Looking at the options it seems fairly straightforward, below is what I’m going to use, including the –dryrun option, for the first run. Nice option to have considering I already fat fingered one thing to get here 🙂

./remove_edge_cluster.sh --cluster WLD-1-EDGES --workload WLD-1 --user administrator@vsphere.local --dryrun

After about 3 minutes I had a comprehensive list of everything the script would do when run the next time, without –dryrun! I also had a new appreciation for everything VCF automates when it comes to NSX. Yes, I had to enter 5o or so things into a wizard but VCF sticks them in all the right places! Let’s break down what we got back:

If you don’t pass it a –password when you run the script it will ask you interactively! Then it’ll use that info to connect to the vCenter that “owns” the workload domain specified.

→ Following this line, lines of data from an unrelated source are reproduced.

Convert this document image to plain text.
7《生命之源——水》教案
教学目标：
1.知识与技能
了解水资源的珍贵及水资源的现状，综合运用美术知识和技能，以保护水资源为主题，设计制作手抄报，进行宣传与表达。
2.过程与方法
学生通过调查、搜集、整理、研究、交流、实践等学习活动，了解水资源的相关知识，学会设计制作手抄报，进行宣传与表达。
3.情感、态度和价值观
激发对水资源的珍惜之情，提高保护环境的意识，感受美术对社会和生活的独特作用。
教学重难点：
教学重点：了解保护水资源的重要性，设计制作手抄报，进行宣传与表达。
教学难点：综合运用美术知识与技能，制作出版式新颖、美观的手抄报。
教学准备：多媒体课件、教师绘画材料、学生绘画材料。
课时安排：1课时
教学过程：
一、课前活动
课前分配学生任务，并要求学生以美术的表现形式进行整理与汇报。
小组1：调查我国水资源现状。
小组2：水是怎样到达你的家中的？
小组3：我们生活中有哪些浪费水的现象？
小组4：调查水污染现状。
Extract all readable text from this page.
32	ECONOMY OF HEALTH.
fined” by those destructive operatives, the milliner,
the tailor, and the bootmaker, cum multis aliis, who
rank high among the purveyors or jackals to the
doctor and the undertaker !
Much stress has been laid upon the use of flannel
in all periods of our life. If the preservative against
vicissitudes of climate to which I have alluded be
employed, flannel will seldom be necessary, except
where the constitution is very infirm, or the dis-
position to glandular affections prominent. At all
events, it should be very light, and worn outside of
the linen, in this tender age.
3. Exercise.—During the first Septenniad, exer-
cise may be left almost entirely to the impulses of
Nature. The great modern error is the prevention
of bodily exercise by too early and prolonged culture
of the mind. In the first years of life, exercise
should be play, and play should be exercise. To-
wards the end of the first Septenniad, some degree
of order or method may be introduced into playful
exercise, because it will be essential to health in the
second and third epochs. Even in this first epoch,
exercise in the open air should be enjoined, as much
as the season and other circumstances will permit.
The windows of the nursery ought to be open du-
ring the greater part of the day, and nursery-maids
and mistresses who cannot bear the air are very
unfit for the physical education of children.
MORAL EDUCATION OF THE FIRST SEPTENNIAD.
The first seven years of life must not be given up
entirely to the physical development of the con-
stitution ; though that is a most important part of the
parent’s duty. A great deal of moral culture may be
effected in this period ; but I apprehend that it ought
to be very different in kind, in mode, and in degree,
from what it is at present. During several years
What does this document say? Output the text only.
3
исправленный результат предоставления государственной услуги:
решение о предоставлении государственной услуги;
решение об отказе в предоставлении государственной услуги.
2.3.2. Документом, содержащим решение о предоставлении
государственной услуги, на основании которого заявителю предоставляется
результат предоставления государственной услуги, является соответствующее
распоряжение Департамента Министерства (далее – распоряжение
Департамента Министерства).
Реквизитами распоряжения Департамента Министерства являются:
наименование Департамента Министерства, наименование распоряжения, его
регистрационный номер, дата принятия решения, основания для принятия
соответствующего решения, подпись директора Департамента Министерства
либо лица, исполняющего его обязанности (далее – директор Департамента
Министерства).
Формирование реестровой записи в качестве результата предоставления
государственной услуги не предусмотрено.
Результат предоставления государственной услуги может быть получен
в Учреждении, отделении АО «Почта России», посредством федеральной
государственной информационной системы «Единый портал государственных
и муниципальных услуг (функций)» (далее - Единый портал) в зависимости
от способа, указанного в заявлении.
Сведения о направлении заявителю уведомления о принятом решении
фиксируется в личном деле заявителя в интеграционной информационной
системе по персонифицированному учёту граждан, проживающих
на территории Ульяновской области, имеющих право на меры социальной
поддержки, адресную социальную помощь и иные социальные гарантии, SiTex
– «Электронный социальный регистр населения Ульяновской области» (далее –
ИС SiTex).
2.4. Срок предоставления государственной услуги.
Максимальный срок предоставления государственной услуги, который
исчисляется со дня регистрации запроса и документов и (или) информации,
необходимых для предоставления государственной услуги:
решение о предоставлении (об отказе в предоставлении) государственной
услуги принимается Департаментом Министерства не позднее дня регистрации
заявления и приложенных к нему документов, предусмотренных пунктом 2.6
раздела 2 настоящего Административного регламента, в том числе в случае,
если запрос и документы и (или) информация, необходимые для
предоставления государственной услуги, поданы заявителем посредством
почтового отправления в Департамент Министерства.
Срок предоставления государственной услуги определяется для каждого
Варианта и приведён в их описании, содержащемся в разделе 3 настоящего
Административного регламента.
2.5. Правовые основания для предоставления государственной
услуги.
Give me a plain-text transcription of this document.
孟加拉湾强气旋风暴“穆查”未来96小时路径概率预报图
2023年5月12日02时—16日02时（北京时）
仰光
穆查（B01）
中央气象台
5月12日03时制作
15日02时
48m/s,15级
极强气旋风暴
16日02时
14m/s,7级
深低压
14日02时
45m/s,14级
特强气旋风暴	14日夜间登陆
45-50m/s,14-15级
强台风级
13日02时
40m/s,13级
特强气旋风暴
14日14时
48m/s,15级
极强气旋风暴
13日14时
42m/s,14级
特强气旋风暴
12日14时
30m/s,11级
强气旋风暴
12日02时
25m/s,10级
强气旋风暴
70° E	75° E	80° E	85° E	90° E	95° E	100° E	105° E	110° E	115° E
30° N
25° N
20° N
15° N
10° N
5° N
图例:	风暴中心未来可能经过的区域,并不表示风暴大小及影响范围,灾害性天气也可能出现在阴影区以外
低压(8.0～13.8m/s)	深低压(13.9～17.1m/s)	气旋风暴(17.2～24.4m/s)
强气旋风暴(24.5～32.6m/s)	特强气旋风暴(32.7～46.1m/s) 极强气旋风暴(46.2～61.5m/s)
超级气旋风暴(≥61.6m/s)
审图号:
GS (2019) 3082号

From there it starts gathers all the information on the Edge Cluster… Then, since we haven’t created and Tier-1 routers it has nothing to clean up on that front. Next, it removes BGP configuration and interfaces on the Tier-0 router and ultimately deletes it entirely. Then it removes the edge cluster… it’s important to note, that at this point we haven’t removed the edge VMs themselves yet, we have only removed configuration settings and the Tier 0 -which was a container running on the edges. We also remove the “Edge Cluster” which is simply a construct inside of NSX.

The last part of the script run is where the Edge Node VM’s get deleted. Then the uplink segments in NSX get removed, along with the transport zone, port groups and resource pools. This puts NSX back in a state where you can deploy and Edge Cluster again, hopefully with the correct IP’s in place 🙂

Let’s run it for real this time and check our output! This is the command, same as above just removing the –dryrun tag:

 ./remove_edge_cluster.sh --cluster WLD-1-EDGES --workload WLD-1 --user administrator@vsphere.local

Heh, better to stop now then after I guess! When you don’t do a –dryrun it needs one further validation:

Now, on with the show!

After less than 3 minutes, everything is cleaned up and removed, and for completion, here’s the “new” topo in NSX Manager!

LOL, I hope my mistake helps someone who needs to remove their Edge cluster for a more valiant purpose! Thanks for reading!